11. Termination-General – Steadman & Associates shall not be liable for any economic or non-economic loss (whether direct, indirect or consequential) resulting from termination of this Engagement Letter under paragraphs 9 or 10. In the event no termination notice is provided by either Steadman & Associates or Client, this agreement shall terminate, and this engagement shall be deemed completed either: i) one year from the date of this Engagement Letter; or ii) one year from the date of delivery of the items identified in the Scope section of this Engagement Letter, whichever is later.

 

12. Severability – If any provision of this Engagement Letter is found to be invalid or otherwise unenforceable, all remaining provisions shall remain in full force and effect.

 

13. Signature – An electronically affixed signature executed through commercially available software designed for the purpose of signing documents electronically, or a manual signature transmitted electronically (through e-mail, facsimile, or cloud-based applications) may be considered and relied upon as an original signature, and Steadman & Associates may rely upon such signature as valid and intentional without liability unless such reliance is found to be unreasonable.

 

14. Force majeure – Neither Steadman & Associates nor Client shall be considered in breach of this Engagement Letter in the event of any delay or non-performance related directly or indirectly to causes beyond their immediate and reasonable control, including without limitation casualty, acts of nature, war or other extreme violence, epidemic, or other similarly unpredictable acts (“force majeure events”).

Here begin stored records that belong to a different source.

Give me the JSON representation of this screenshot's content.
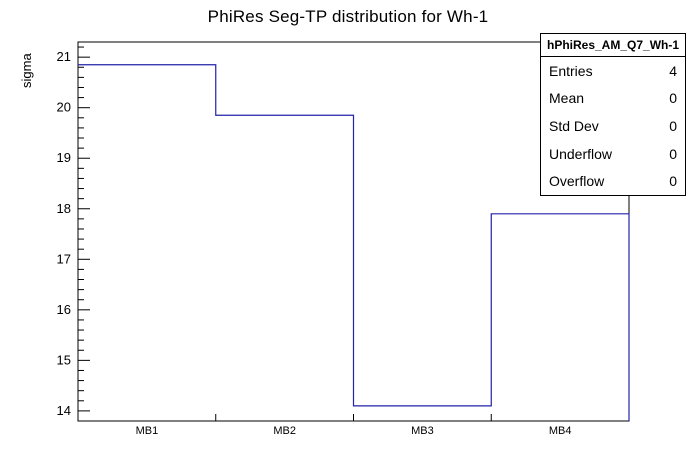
{
  "title": "PhiRes Seg-TP distribution for Wh-1",
  "chart_data": {
    "type": "bar",
    "subtype": "step-histogram",
    "title": "PhiRes Seg-TP distribution for Wh-1",
    "categories": [
      "MB1",
      "MB2",
      "MB3",
      "MB4"
    ],
    "values": [
      20.85,
      19.85,
      14.1,
      17.9
    ],
    "xlabel": "",
    "ylabel": "sigma",
    "ylim": [
      13.8,
      21.3
    ],
    "yticks": [
      14,
      15,
      16,
      17,
      18,
      19,
      20,
      21
    ],
    "minor_tick_step": 0.2,
    "grid": false,
    "legend": "none",
    "line_color": "#2222aa",
    "axis_color": "#000000"
  },
  "stats_box": {
    "header": "hPhiRes_AM_Q7_Wh-1",
    "rows": [
      {
        "label": "Entries",
        "value": "4"
      },
      {
        "label": "Mean",
        "value": "0"
      },
      {
        "label": "Std Dev",
        "value": "0"
      },
      {
        "label": "Underflow",
        "value": "0"
      },
      {
        "label": "Overflow",
        "value": "0"
      }
    ]
  }
}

In no case shall a force majeure event excuse any payment obligation as defined in this Engagement Letter related to fees or costs for work performed prior to such force majeure event.

 

15. Choice of Law – This Engagement Letter shall be governed by and interpreted under the laws of the State of California, and any action to enforce or interpret this agreement or any dispute arising from this agreement shall reside exclusively within the State of California.

 

16. Entire Agreement – This Engagement Letter represents the entire agreement between Steadman & Associates and Client with respect to the matters defined herein, and supersedes any other oral, written, or otherwise communicated discussion or agreement related to the contents of this Engagement Letter. Any material amendments or changes to this Engagement Letter affecting the Scope, payment obligations and/or responsibilities of the parties, will only become effective if evidenced by written agreement signed by Steadman & Associates and Client, either in the form of an amendment to this Engagement Letter, or a revised, executed Engagement Letter.